Maar achteraf bezien ziet hij vooral zichzelf terug in de spiegel. Bijna alles wat ik deed was voorwaardelijk, onafgemaakt, zonder doel: ‘killing time’. Het was alsof hij heel langzaam weer een mens met een eigen karakter aan het worden was. Omdat het hem aan een doorwrocht wereldbeeld ontbrak, fladderde hij in het rond zoals hij ook tijdens de jaren van het naziregime gedaan had. En toch, alles komt weer goed. De woorden die hij vlak voor zijn dood schrijft over de liefde vormen een van de mooiste passages van het boek:

‘Vandaag de dag denk ik daar anders over. Liefde en vriendschap spelen een cruciale rol in het leven en zonder de aanwezigheid van die twee blijven zelfs de meest nobele ondernemingen en de meest fundamentele beginselen zonder inhoud, zonder kleur en zijn ze zelfs gevaarlijk. Als ik over liefde te spreken kom, dan bedoel ik niet zo’n abstract engagement als ‘liefde voor de waarheid’ of ‘liefde voor de mensheid’, een engagement dat, op zichzelf genomen, vaak genoeg garant stond voor allerlei uitingsvormen van bekrompenheid en wreedheid. Noch heb ik het over die emotionele vulkaanuitbarstingen die zichzelf binnen de kortste keren uitputten. Ik zal er nooit in slagen om hier precies weer te geven wat ik met liefde bedoel, want dat zou een verschijnsel kortwieken dat bestaat bij de gratie van een voortdurend veranderend mengsel van zorg voor de ander en zelfverlichting. De liefde lokt mensen uit hun beperkte ‘individualiteit’, ze verbreedt hun horizon en verandert ieder voorwerp dat ze op haar pad tegenkomt.
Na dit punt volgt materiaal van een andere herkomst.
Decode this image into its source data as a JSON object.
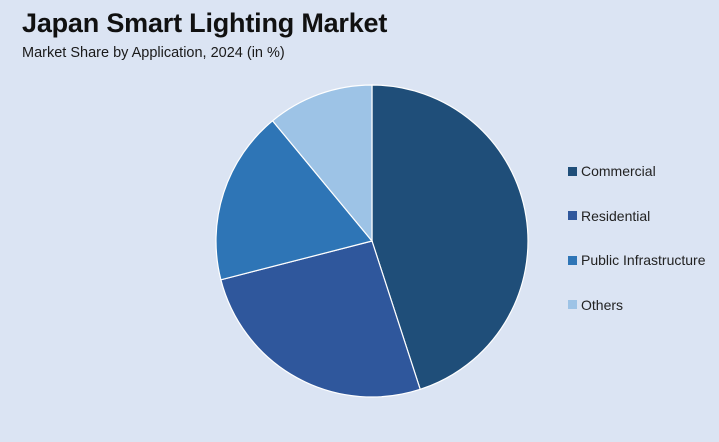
{
  "header": {
    "title": "Japan Smart Lighting Market",
    "subtitle": "Market Share by Application, 2024 (in %)"
  },
  "chart_data": {
    "type": "pie",
    "title": "Japan Smart Lighting Market",
    "subtitle": "Market Share by Application, 2024 (in %)",
    "categories": [
      "Commercial",
      "Residential",
      "Public Infrastructure",
      "Others"
    ],
    "values": [
      45,
      26,
      18,
      11
    ],
    "colors": [
      "#1f4e79",
      "#2f579c",
      "#2e75b6",
      "#9dc3e6"
    ],
    "legend_position": "right"
  }
}
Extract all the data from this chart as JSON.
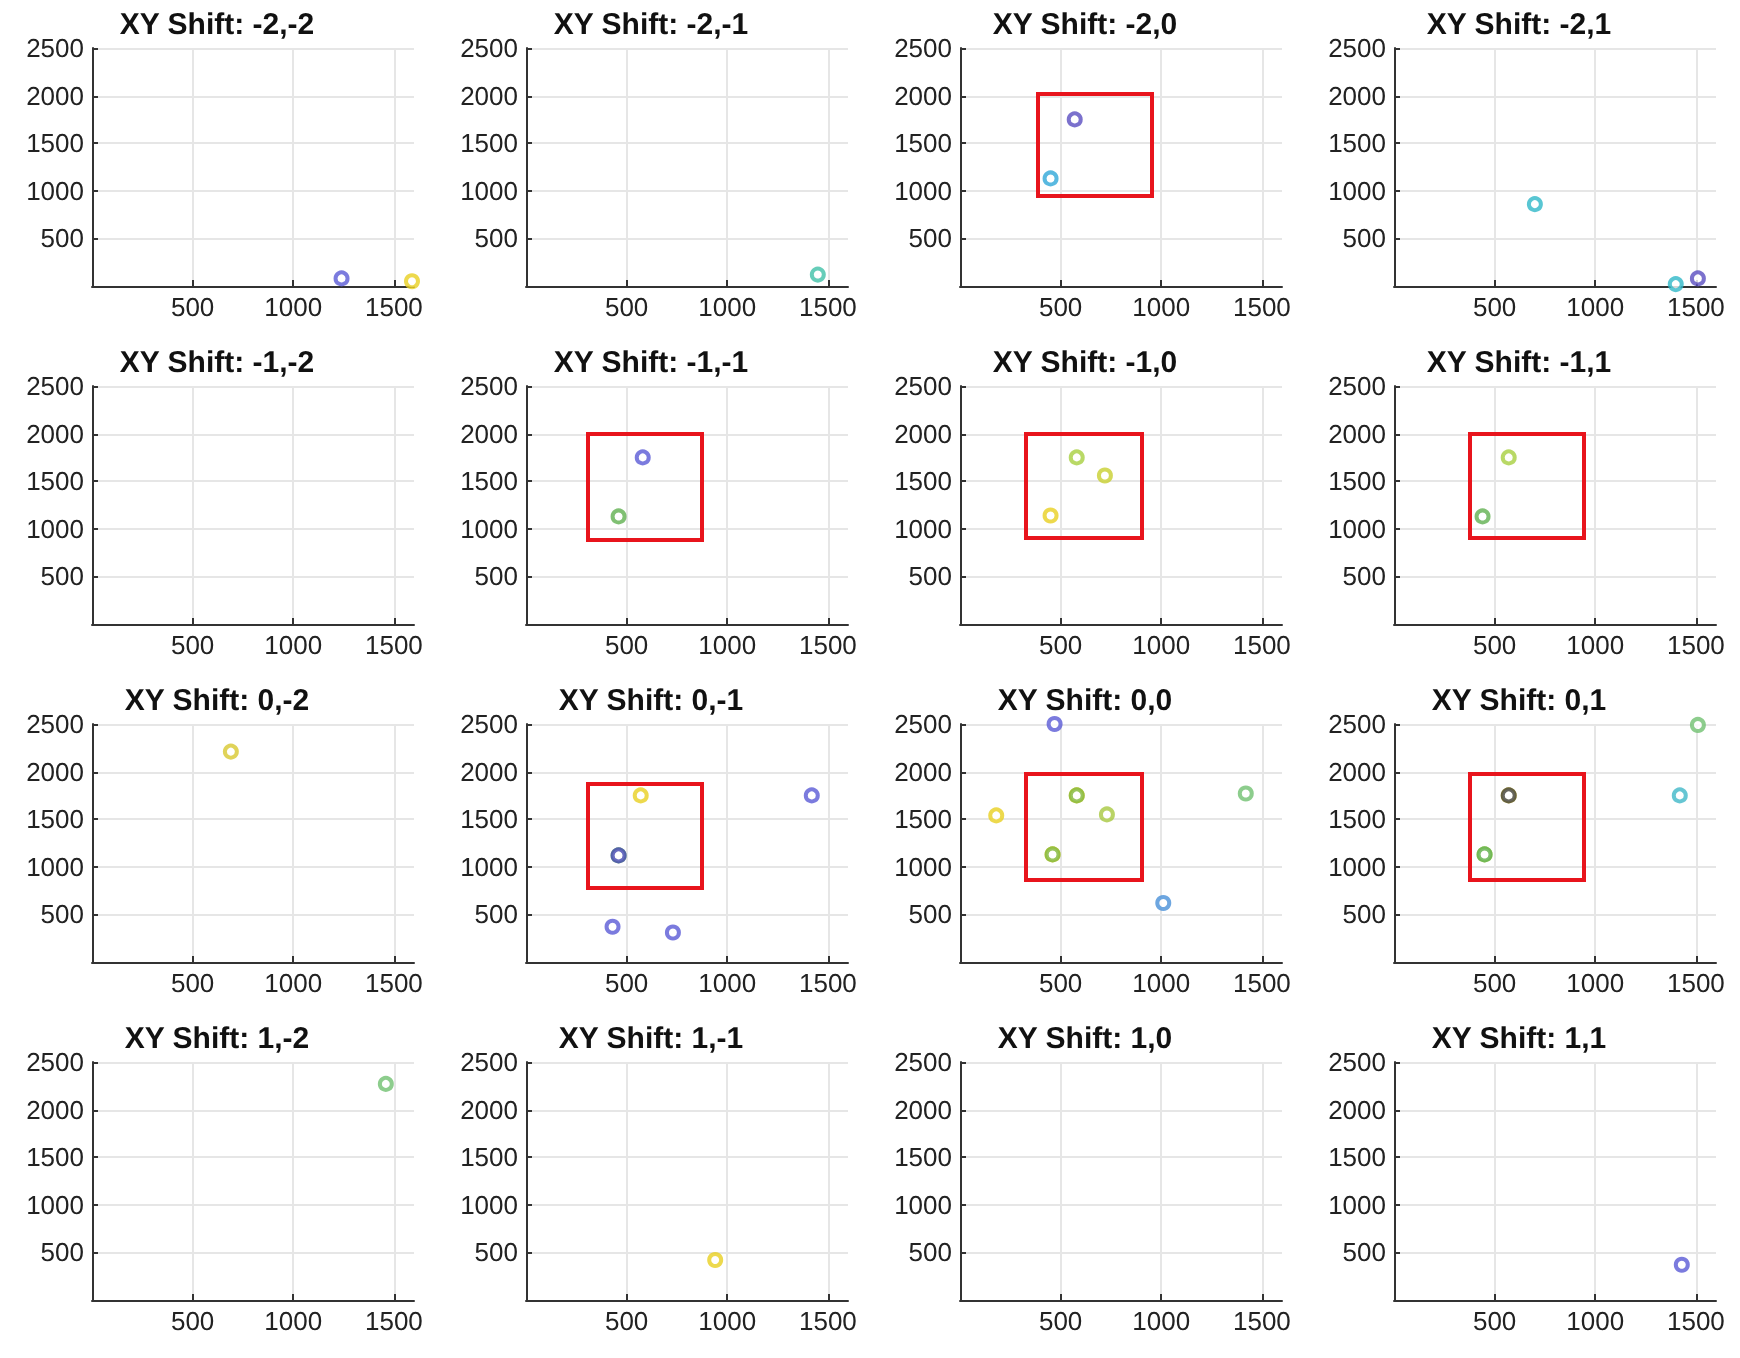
{
  "chart_data": [
    {
      "type": "scatter",
      "title": "XY Shift: -2,-2",
      "xlim": [
        0,
        1600
      ],
      "ylim": [
        0,
        2500
      ],
      "xticks": [
        500,
        1000,
        1500
      ],
      "yticks": [
        500,
        1000,
        1500,
        2000,
        2500
      ],
      "grid": true,
      "marker": "circle",
      "series": [
        {
          "type": "scatter",
          "x": [
            1240,
            1590
          ],
          "values": [
            80,
            50
          ],
          "colors": [
            "#5a5ad6",
            "#e8d020"
          ]
        }
      ]
    },
    {
      "type": "scatter",
      "title": "XY Shift: -2,-1",
      "xlim": [
        0,
        1600
      ],
      "ylim": [
        0,
        2500
      ],
      "xticks": [
        500,
        1000,
        1500
      ],
      "yticks": [
        500,
        1000,
        1500,
        2000,
        2500
      ],
      "grid": true,
      "marker": "circle",
      "series": [
        {
          "type": "scatter",
          "x": [
            1450
          ],
          "values": [
            120
          ],
          "colors": [
            "#40c0a8"
          ]
        }
      ]
    },
    {
      "type": "scatter",
      "title": "XY Shift: -2,0",
      "xlim": [
        0,
        1600
      ],
      "ylim": [
        0,
        2500
      ],
      "xticks": [
        500,
        1000,
        1500
      ],
      "yticks": [
        500,
        1000,
        1500,
        2000,
        2500
      ],
      "grid": true,
      "marker": "circle",
      "series": [
        {
          "type": "scatter",
          "x": [
            570,
            450
          ],
          "values": [
            1750,
            1130
          ],
          "colors": [
            "#5a4ec0",
            "#30a8d8"
          ]
        }
      ]
    },
    {
      "type": "scatter",
      "title": "XY Shift: -2,1",
      "xlim": [
        0,
        1600
      ],
      "ylim": [
        0,
        2500
      ],
      "xticks": [
        500,
        1000,
        1500
      ],
      "yticks": [
        500,
        1000,
        1500,
        2000,
        2500
      ],
      "grid": true,
      "marker": "circle",
      "series": [
        {
          "type": "scatter",
          "x": [
            700,
            1400,
            1510
          ],
          "values": [
            860,
            20,
            80
          ],
          "colors": [
            "#30b8c8",
            "#30b8c8",
            "#5a4ec0"
          ]
        }
      ]
    },
    {
      "type": "scatter",
      "title": "XY Shift: -1,-2",
      "xlim": [
        0,
        1600
      ],
      "ylim": [
        0,
        2500
      ],
      "xticks": [
        500,
        1000,
        1500
      ],
      "yticks": [
        500,
        1000,
        1500,
        2000,
        2500
      ],
      "grid": true
    },
    {
      "type": "scatter",
      "title": "XY Shift: -1,-1",
      "xlim": [
        0,
        1600
      ],
      "ylim": [
        0,
        2500
      ],
      "xticks": [
        500,
        1000,
        1500
      ],
      "yticks": [
        500,
        1000,
        1500,
        2000,
        2500
      ],
      "grid": true,
      "marker": "circle",
      "series": [
        {
          "type": "scatter",
          "x": [
            580,
            460
          ],
          "values": [
            1750,
            1130
          ],
          "colors": [
            "#5a5ad6",
            "#60b050"
          ]
        }
      ]
    },
    {
      "type": "scatter",
      "title": "XY Shift: -1,0",
      "xlim": [
        0,
        1600
      ],
      "ylim": [
        0,
        2500
      ],
      "xticks": [
        500,
        1000,
        1500
      ],
      "yticks": [
        500,
        1000,
        1500,
        2000,
        2500
      ],
      "grid": true,
      "marker": "circle",
      "series": [
        {
          "type": "scatter",
          "x": [
            580,
            720,
            450
          ],
          "values": [
            1750,
            1560,
            1140
          ],
          "colors": [
            "#a8d040",
            "#c8d030",
            "#e8d020"
          ]
        }
      ]
    },
    {
      "type": "scatter",
      "title": "XY Shift: -1,1",
      "xlim": [
        0,
        1600
      ],
      "ylim": [
        0,
        2500
      ],
      "xticks": [
        500,
        1000,
        1500
      ],
      "yticks": [
        500,
        1000,
        1500,
        2000,
        2500
      ],
      "grid": true,
      "marker": "circle",
      "series": [
        {
          "type": "scatter",
          "x": [
            570,
            440
          ],
          "values": [
            1750,
            1130
          ],
          "colors": [
            "#a8d040",
            "#60b050"
          ]
        }
      ]
    },
    {
      "type": "scatter",
      "title": "XY Shift: 0,-2",
      "xlim": [
        0,
        1600
      ],
      "ylim": [
        0,
        2500
      ],
      "xticks": [
        500,
        1000,
        1500
      ],
      "yticks": [
        500,
        1000,
        1500,
        2000,
        2500
      ],
      "grid": true,
      "marker": "circle",
      "series": [
        {
          "type": "scatter",
          "x": [
            690
          ],
          "values": [
            2210
          ],
          "colors": [
            "#d8c830"
          ]
        }
      ]
    },
    {
      "type": "scatter",
      "title": "XY Shift: 0,-1",
      "xlim": [
        0,
        1600
      ],
      "ylim": [
        0,
        2500
      ],
      "xticks": [
        500,
        1000,
        1500
      ],
      "yticks": [
        500,
        1000,
        1500,
        2000,
        2500
      ],
      "grid": true,
      "marker": "circle",
      "series": [
        {
          "type": "scatter",
          "x": [
            570,
            460,
            460,
            1420,
            430,
            730
          ],
          "values": [
            1750,
            1120,
            1120,
            1750,
            370,
            310
          ],
          "colors": [
            "#e8d020",
            "#60b050",
            "#4848b8",
            "#5a5ad6",
            "#5a5ad6",
            "#5a5ad6"
          ]
        }
      ]
    },
    {
      "type": "scatter",
      "title": "XY Shift: 0,0",
      "xlim": [
        0,
        1600
      ],
      "ylim": [
        0,
        2500
      ],
      "xticks": [
        500,
        1000,
        1500
      ],
      "yticks": [
        500,
        1000,
        1500,
        2000,
        2500
      ],
      "grid": true,
      "marker": "circle",
      "series": [
        {
          "type": "scatter",
          "x": [
            470,
            180,
            580,
            580,
            730,
            460,
            460,
            1420,
            1010
          ],
          "values": [
            2500,
            1540,
            1750,
            1750,
            1550,
            1130,
            1130,
            1770,
            620
          ],
          "colors": [
            "#5a5ad6",
            "#e8d020",
            "#e8d020",
            "#80b840",
            "#a8c840",
            "#e8d020",
            "#80b840",
            "#70c070",
            "#4890d8"
          ]
        }
      ]
    },
    {
      "type": "scatter",
      "title": "XY Shift: 0,1",
      "xlim": [
        0,
        1600
      ],
      "ylim": [
        0,
        2500
      ],
      "xticks": [
        500,
        1000,
        1500
      ],
      "yticks": [
        500,
        1000,
        1500,
        2000,
        2500
      ],
      "grid": true,
      "marker": "circle",
      "series": [
        {
          "type": "scatter",
          "x": [
            1510,
            570,
            570,
            450,
            450,
            1420
          ],
          "values": [
            2490,
            1750,
            1750,
            1130,
            1130,
            1750
          ],
          "colors": [
            "#70c070",
            "#e8d020",
            "#404040",
            "#a8d040",
            "#60b050",
            "#40b8c8"
          ]
        }
      ]
    },
    {
      "type": "scatter",
      "title": "XY Shift: 1,-2",
      "xlim": [
        0,
        1600
      ],
      "ylim": [
        0,
        2500
      ],
      "xticks": [
        500,
        1000,
        1500
      ],
      "yticks": [
        500,
        1000,
        1500,
        2000,
        2500
      ],
      "grid": true,
      "marker": "circle",
      "series": [
        {
          "type": "scatter",
          "x": [
            1460
          ],
          "values": [
            2270
          ],
          "colors": [
            "#70c070"
          ]
        }
      ]
    },
    {
      "type": "scatter",
      "title": "XY Shift: 1,-1",
      "xlim": [
        0,
        1600
      ],
      "ylim": [
        0,
        2500
      ],
      "xticks": [
        500,
        1000,
        1500
      ],
      "yticks": [
        500,
        1000,
        1500,
        2000,
        2500
      ],
      "grid": true,
      "marker": "circle",
      "series": [
        {
          "type": "scatter",
          "x": [
            940
          ],
          "values": [
            420
          ],
          "colors": [
            "#e8d020"
          ]
        }
      ]
    },
    {
      "type": "scatter",
      "title": "XY Shift: 1,0",
      "xlim": [
        0,
        1600
      ],
      "ylim": [
        0,
        2500
      ],
      "xticks": [
        500,
        1000,
        1500
      ],
      "yticks": [
        500,
        1000,
        1500,
        2000,
        2500
      ],
      "grid": true
    },
    {
      "type": "scatter",
      "title": "XY Shift: 1,1",
      "xlim": [
        0,
        1600
      ],
      "ylim": [
        0,
        2500
      ],
      "xticks": [
        500,
        1000,
        1500
      ],
      "yticks": [
        500,
        1000,
        1500,
        2000,
        2500
      ],
      "grid": true,
      "marker": "circle",
      "series": [
        {
          "type": "scatter",
          "x": [
            1430
          ],
          "values": [
            370
          ],
          "colors": [
            "#5a5ad6"
          ]
        }
      ]
    }
  ]
}
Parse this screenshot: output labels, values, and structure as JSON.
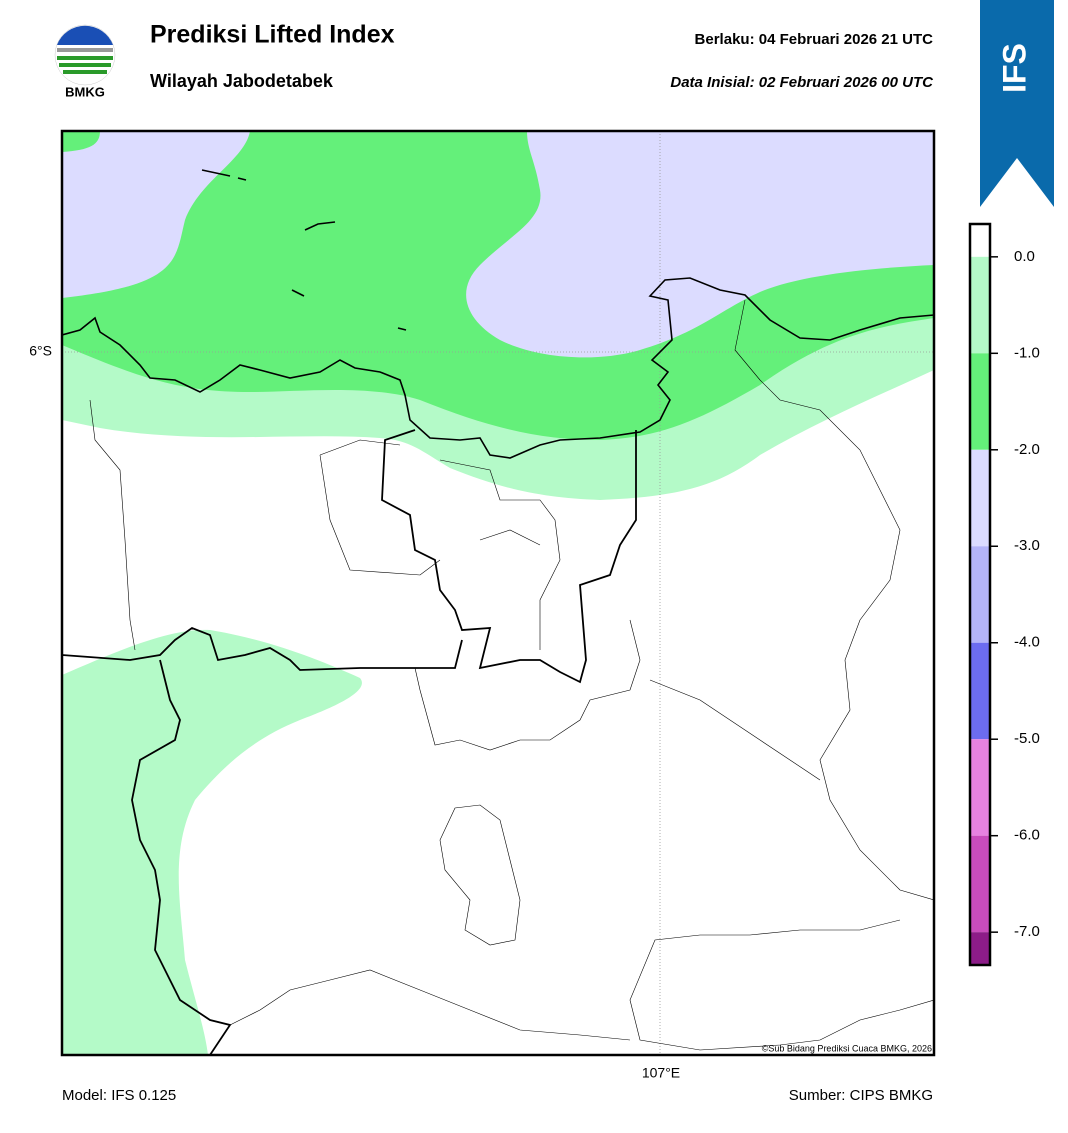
{
  "header": {
    "title": "Prediksi Lifted Index",
    "subtitle": "Wilayah Jabodetabek",
    "valid": "Berlaku:  04 Februari 2026 21 UTC",
    "init": "Data Inisial:  02 Februari 2026 00 UTC",
    "logo_text": "BMKG",
    "badge": "IFS"
  },
  "map": {
    "lat_label": "6°S",
    "lon_label": "107°E",
    "credit": "©Sub Bidang Prediksi Cuaca BMKG, 2026"
  },
  "colorbar": {
    "lim": [
      -7.33,
      0.33
    ],
    "ticks": [
      {
        "value": 0,
        "label": "0.0"
      },
      {
        "value": -1,
        "label": "-1.0"
      },
      {
        "value": -2,
        "label": "-2.0"
      },
      {
        "value": -3,
        "label": "-3.0"
      },
      {
        "value": -4,
        "label": "-4.0"
      },
      {
        "value": -5,
        "label": "-5.0"
      },
      {
        "value": -6,
        "label": "-6.0"
      },
      {
        "value": -7,
        "label": "-7.0"
      }
    ],
    "segments": [
      {
        "from": 0.33,
        "to": 0,
        "color": "#ffffff"
      },
      {
        "from": 0,
        "to": -1,
        "color": "#b4fac8"
      },
      {
        "from": -1,
        "to": -2,
        "color": "#64f07a"
      },
      {
        "from": -2,
        "to": -3,
        "color": "#dcdcff"
      },
      {
        "from": -3,
        "to": -4,
        "color": "#b4b4f8"
      },
      {
        "from": -4,
        "to": -5,
        "color": "#6c6cf0"
      },
      {
        "from": -5,
        "to": -6,
        "color": "#e682e0"
      },
      {
        "from": -6,
        "to": -7,
        "color": "#c84cbc"
      },
      {
        "from": -7,
        "to": -7.33,
        "color": "#8c1c88"
      }
    ]
  },
  "footer": {
    "model": "Model: IFS 0.125",
    "source": "Sumber: CIPS BMKG"
  }
}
Toch is deze liefde niet het resultaat van een bijzondere verdienste van onze kant. Ze is niet aan het het verstand noch aan de wil onderworpen; ze is eerder het gevolg van een gelukkige samenloop van omstandigheden. Deze liefde is een gift, geen inspanningsresultaat.’

2 Reacties »

  1. Jan Kellendonk

    17 april 2020 op 14:58

    Alles goed en wel, maar als A een ziekte heeft, doctor B een bepaalde experimentele behandeling voorstelt en doctor C een andere, wat doet A dan? Gaat hij een muntje gooien, of gaat hij of zij op zoek naar iemand, die zijn probleem “van buiten af”, dus zonder bepaalde hang naar een van de twee experimentele behandelingen. Noemen we hem D. Als D met A en B kan praten hebben we een vruchtbare voedingsbodem voor een door de ratio gestuurde genezing. Is D er niet, krijgt Feyerabend zijn zin; is D er wel en vindt er een dialoog plaats, dan denken we aan Popper. Trouwens, dat muntje gooien komt van Pascal.

  2. Huub Mous

    17 april 2020 op 15:15

    ‘Who shall decide when doctors disagree,’ zei Pope. De gok van Pascal ging overigens over geloven in God of niet geloven in God. Feyerabend heeft het over wetenschappelijke kennis.